His stories have been published on numerous occasions: Guilders '84 - The Literary Magazine of Hostra University (1984), Open Minds Quarterly (2014), and Scribes Valley Publishing anthologies 2019-2023.
Joseph is an enthusiastic board game player (quite ruthless at backgammon), and he lives with about a dozen large houseplants three blocks from the New York City limits.
**Please note: Ava's story will not appear in the anthology**
Ava Ming’s short stories have been featured in several print and online anthologies; Midnight&Indigo, Birmingham Nouveau, Original Skin, Whispers in the Walls, Chemistry, The Bangalore Review, Twist and Twain, Junoberry Books and The London Independent Short Story Prize 2024.
Her short story, "The Hijab" was broadcast on BBC Radio where she was later BBC Radio Drama Writer in Residence.

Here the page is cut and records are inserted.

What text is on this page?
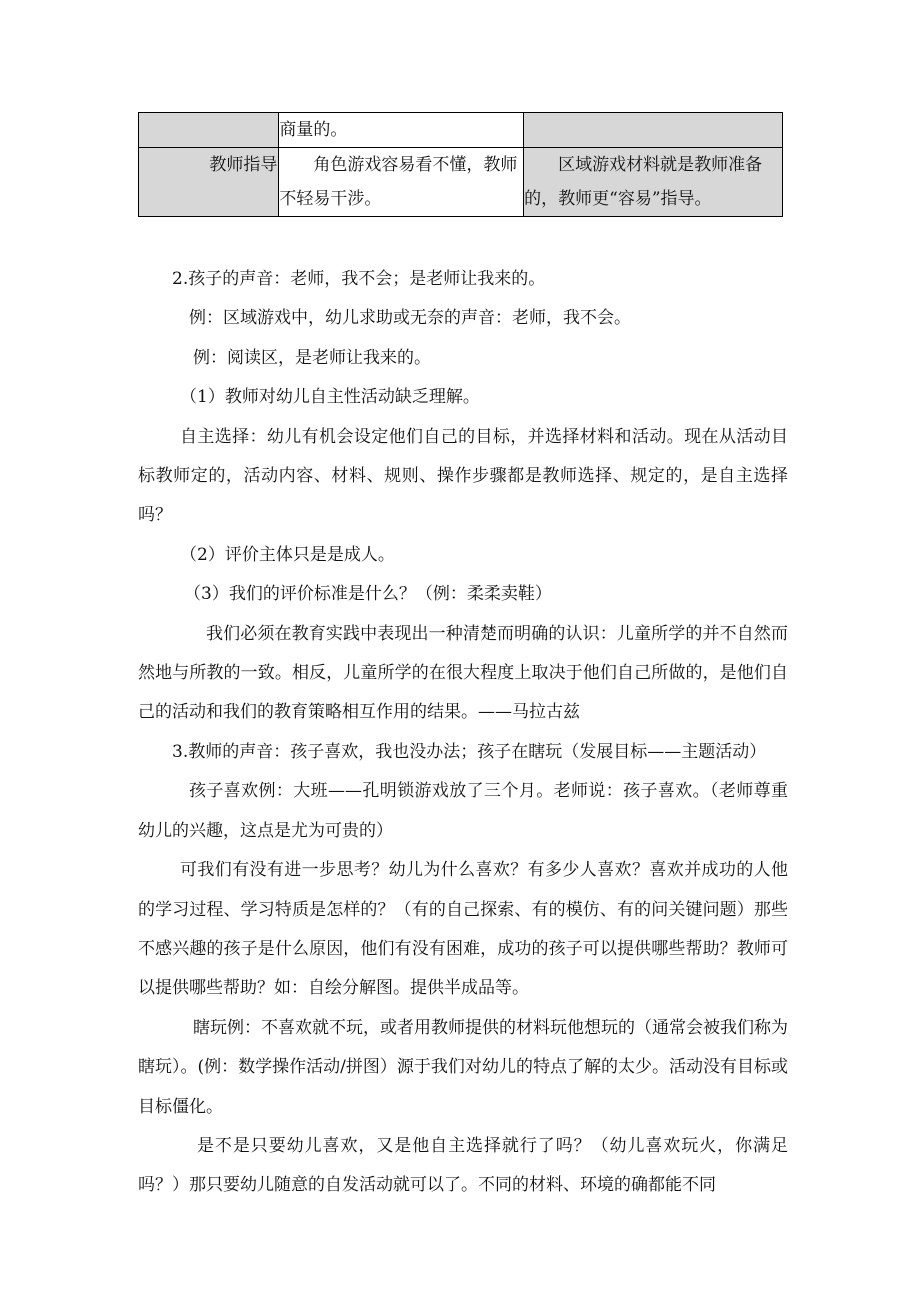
	商量的。	
教师指导	角色游戏容易看不懂，教师不轻易干涉。	区域游戏材料就是教师准备的，教师更“容易”指导。

2.孩子的声音：老师，我不会；是老师让我来的。

例：区域游戏中，幼儿求助或无奈的声音：老师，我不会。

例：阅读区，是老师让我来的。

（1）教师对幼儿自主性活动缺乏理解。

自主选择：幼儿有机会设定他们自己的目标，并选择材料和活动。现在从活动目标教师定的，活动内容、材料、规则、操作步骤都是教师选择、规定的，是自主选择吗？

（2）评价主体只是是成人。

（3）我们的评价标准是什么？（例：柔柔卖鞋）

我们必须在教育实践中表现出一种清楚而明确的认识：儿童所学的并不自然而然地与所教的一致。相反，儿童所学的在很大程度上取决于他们自己所做的，是他们自己的活动和我们的教育策略相互作用的结果。——马拉古兹

3.教师的声音：孩子喜欢，我也没办法；孩子在瞎玩（发展目标——主题活动）

孩子喜欢例：大班——孔明锁游戏放了三个月。老师说：孩子喜欢。（老师尊重幼儿的兴趣，这点是尤为可贵的）

可我们有没有进一步思考？幼儿为什么喜欢？有多少人喜欢？喜欢并成功的人他的学习过程、学习特质是怎样的？（有的自己探索、有的模仿、有的问关键问题）那些不感兴趣的孩子是什么原因，他们有没有困难，成功的孩子可以提供哪些帮助？教师可以提供哪些帮助？如：自绘分解图。提供半成品等。

瞎玩例：不喜欢就不玩，或者用教师提供的材料玩他想玩的（通常会被我们称为瞎玩）。(例：数学操作活动/拼图）源于我们对幼儿的特点了解的太少。活动没有目标或目标僵化。

是不是只要幼儿喜欢，又是他自主选择就行了吗？（幼儿喜欢玩火，你满足吗？）那只要幼儿随意的自发活动就可以了。不同的材料、环境的确都能不同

She’s had three plays produced for the stage, one of which features in the online archive; Wilberforce Institute for the study of Slavery and Emancipation (WISE) at the University of Hull and, was a runner-up for the Alfred Fagon award. She was also writer and coach for the English Heritage project; Interwoven Freedom, Abolitionist Women in Birmingham.
Ava lives in Birmingham in the UK and is currently working on two writing projects; a short story anthology and a novella with the hopeful but ambitious goal of publishing both in 2024.